Le corps de ballet des danseuses de la cité impériale de Hué de passage à Hanoï, viendra vous donner un spectacle (de la page 8 à ici tapé mais pas rectifié) (page 14 main) Puis ce sera la troupe de mon ami Bouna Ba, venue spécialement de Saint Louis du Sénégal. Après nous aurons l’insigne et fastueux honneur de recevoir mon ami Serge Lifar et son ballet de l’Opéra de Paris ; il doit se rendre à Pékin ensuite. Nous aurons alors le merveilleux spectacle qu’est le Lac des Cygnes.

 

      Une armada de pousses-pousses vous attend à l’extrémité du quai. Si vos cœurs affectueux acceptent mon invitation et le peuvent, nous nous retrouverons là-bas dans deux heures environ. Je vous accueillerai moi-même, sur le seuil du restaurant, en compagnie de mon ami Kam, avec une joie immense ! Chers amis et chères amies, je vous aime ! Merci, merci, merci. Je vous assure de toute ma gratitude et de mon amour de la vie.

      Ainsi fut dit, ainsi fut fait. Le dîner et la soirée sont somptueux. La joie, le Bonheur, irradient le cœur et l’esprit de chaque convive. Tous rayonnent. Anatoàle est aux anges. Une nouvelle fois, il constate qu’à l’inverse des esprits chagrins de la planète, l’abondance avec un grand « A », existe pour chacun et chacune ; donc pour tous. De la galerie où il se trouve, il contemple avec ravissement toutes les personnes présentes et leurs visages rayonnants. Aucun a priori de classe sociale ou de caste ne sépare les convives les uns des autres. Il songe à ceux de la planète qui s’efforcent de perpétuer des idées fausses de précarité, de pénurie, de pauvreté, et certains même de « lutte des classes », dans le seul souci de satisfaire un égoïsme personnel insensé, ou bien par cupidité politique.

      Il aperçoit les marins de son équipage dans leurs belles tenues blanches, joyeusement mêlés aux autres invités ; plus loin sous une rotonde fleurie de jasmins, des bonzes, des prêtres, des pasteurs, des rabbins et des imans, discutent gaiement, loin de toute gravité religieuse. Anatoàle est heureux de constater une nouvelle fois que la réalité de « la loi de l’attraction », n’est pas un vain mot, ni une imagination de l’esprit. Il ressent en lui des ondes de Bonheur.

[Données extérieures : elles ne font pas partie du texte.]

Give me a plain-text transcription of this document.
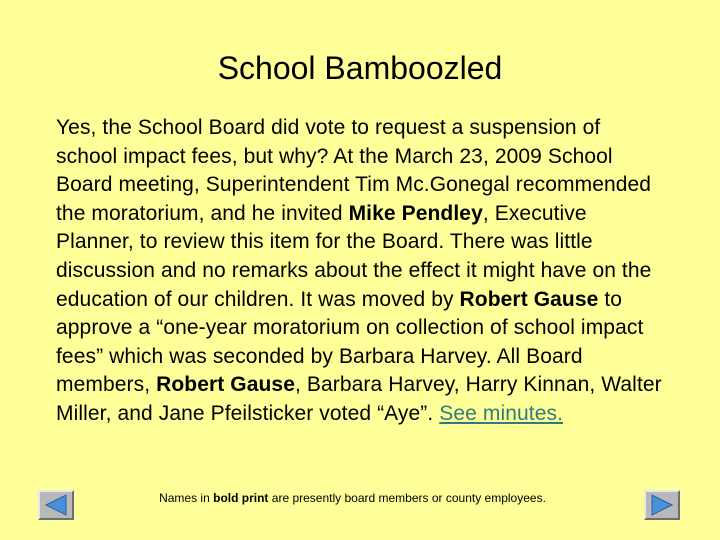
School Bamboozled
Yes, the School Board did vote to request a suspension of school impact fees, but why? At the March 23, 2009 School Board meeting, Superintendent Tim Mc.Gonegal recommended the moratorium, and he invited Mike Pendley, Executive Planner, to review this item for the Board. There was little discussion and no remarks about the effect it might have on the education of our children. It was moved by Robert Gause to approve a “one-year moratorium on collection of school impact fees” which was seconded by Barbara Harvey. All Board members, Robert Gause, Barbara Harvey, Harry Kinnan, Walter Miller, and Jane Pfeilsticker voted “Aye”. See minutes.
Names in bold print are presently board members or county employees.
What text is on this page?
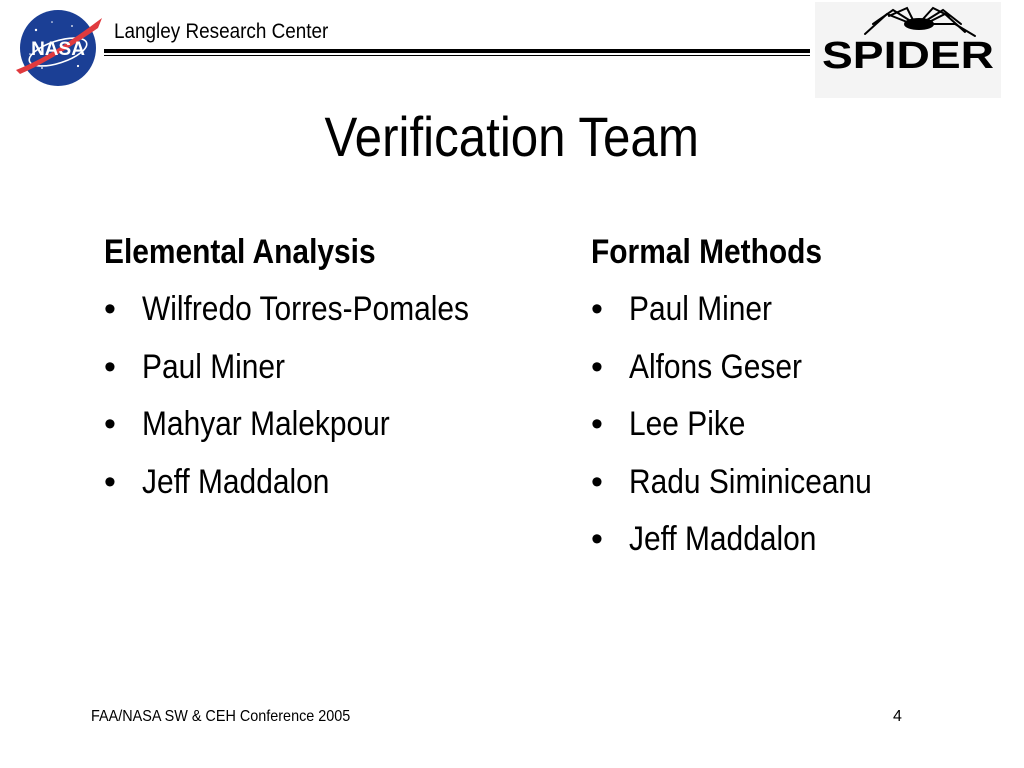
NASA
Langley Research Center
SPIDER
Verification Team
Elemental Analysis
• Wilfredo Torres-Pomales
• Paul Miner
• Mahyar Malekpour
• Jeff Maddalon
Formal Methods
• Paul Miner
• Alfons Geser
• Lee Pike
• Radu Siminiceanu
• Jeff Maddalon
FAA/NASA SW & CEH Conference 2005	4
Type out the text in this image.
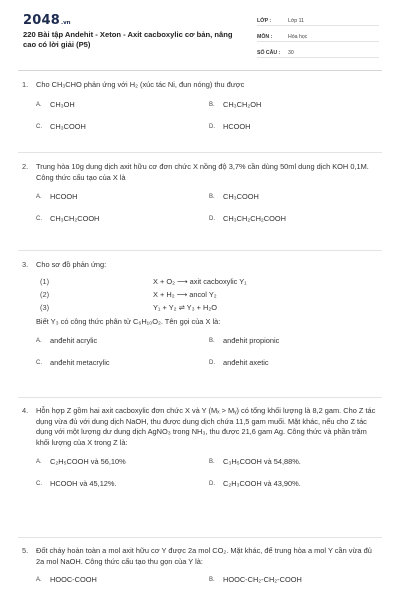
2048.vn
220 Bài tập Andehit - Xeton - Axit cacboxylic cơ bản, nâng cao có lời giải (P5)
LỚP :	Lớp 11
MÔN :	Hóa học
SỐ CÂU :	30
1.	Cho CH₃CHO phản ứng với H₂ (xúc tác Ni, đun nóng) thu được
A.	CH₃OH	B.	CH₃CH₂OH
C.	CH₃COOH	D.	HCOOH
2.	Trung hòa 10g dung dịch axit hữu cơ đơn chức X nồng độ 3,7% cần dùng 50ml dung dịch KOH 0,1M. Công thức cấu tạo của X là
A.	HCOOH	B.	CH₃COOH
C.	CH₃CH₂COOH	D.	CH₃CH₂CH₂COOH
3.	Cho sơ đồ phản ứng:
(1)	X + O₂ ⟶ axit cacboxylic Y₁
(2)	X + H₂ ⟶ ancol Y₂
(3)	Y₁ + Y₂ ⇌ Y₃ + H₂O
Biết Y₃ có công thức phân tử C₆H₁₀O₂. Tên gọi của X là:
A.	anđehit acrylic	B.	anđehit propionic
C.	anđehit metacrylic	D.	anđehit axetic
4.	Hỗn hợp Z gồm hai axit cacboxylic đơn chức X và Y (Mₓ > Mᵧ) có tổng khối lượng là 8,2 gam. Cho Z tác dụng vừa đủ với dung dịch NaOH, thu được dung dịch chứa 11,5 gam muối. Mặt khác, nếu cho Z tác dụng với một lượng dư dung dịch AgNO₃ trong NH₃, thu được 21,6 gam Ag. Công thức và phần trăm khối lượng của X trong Z là:
A.	C₂H₅COOH và 56,10%	B.	C₃H₅COOH và 54,88%.
C.	HCOOH và 45,12%.	D.	C₂H₃COOH và 43,90%.
5.	Đốt cháy hoàn toàn a mol axit hữu cơ Y được 2a mol CO₂. Mặt khác, để trung hòa a mol Y cần vừa đủ 2a mol NaOH. Công thức cấu tạo thu gọn của Y là:
A.	HOOC-COOH	B.	HOOC-CH₂-CH₂-COOH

       A minuit, afin de laisser chaque personne libre de ses choix, il monte sur l’estrade de l’orchestre, afin de saluer tous ses amis et leur souhaiter « Joie, richesse, abondance, Bonheur et prospérité » Brièvement, il leur indique que le lendemain et durant les semaines à venir, il s’occupera activement avec Tuong et ses marins, de construire des hameaux ou bien même des villages dans la zone frontalière entre Langson et Cao-Bang ;  ensuite ce sera dans la région de Nam-Dinh et Thaï-Binh. Ces réalisations faites, ils redescendront par la mer jusqu’en Cochinchine pour y réaliser ― pour la seconde fois ―, de nouvelles habitations pour les paysans. Quand ce sera achevé, ils entreprendront un programme identique dans deux ou trois provinces du Cambodge. Puis ce sera le Laos.

      Il descend de l’estrade et va à la rencontre de chaque personne présente, pour les remercier d’être venues et leur témoigner avec émotion son amitié et sa fidèle affection, « quoiqu’il puisse arriver, leur dit-il. Et d’ajouter « N’oubliez jamais, je suis votre ami, et où que vous soyez je serai toujours à votre écoute, si vous avez besoin de moi »

 

      La construction de paillottes et de maisons « en dur », selon le goût et le souhait de chaque famille, future habitante des lieux dure plusieurs mois, tant au nord qu’au sud de la province Tonkinoise. Après l’achèvement du dernier groupe de cinquante maisons à-côté de Nam Dinh, il prévient ses amis d’Hanoï qu’il repart par la mer vers le sud. Quelques jours plus tard, par un bel après-midi radieux, les amarres sont larguées.  Le beau navire tout en bois s’écarte lentement du quai, sous les hourrahs amicaux d’une foule, dont l’importance stupéfie Anatoàle. Rapidement, la jonque baptisée « La Gratitude » lors de sa mise à l’eau, gagne la haute mer. Notre ami, s’empresse de rassurer le capitaine de ce que l’on pourrait appeler une « goélette chinoise »

 

    ― Ne crains rien Tuong. Aucun typhon ne sera sur nous avant que nous abordions au Cap Saint Jacques. Je te l’assure formellement ! Tu peux tranquilliser notre équipage. C’est une certitude !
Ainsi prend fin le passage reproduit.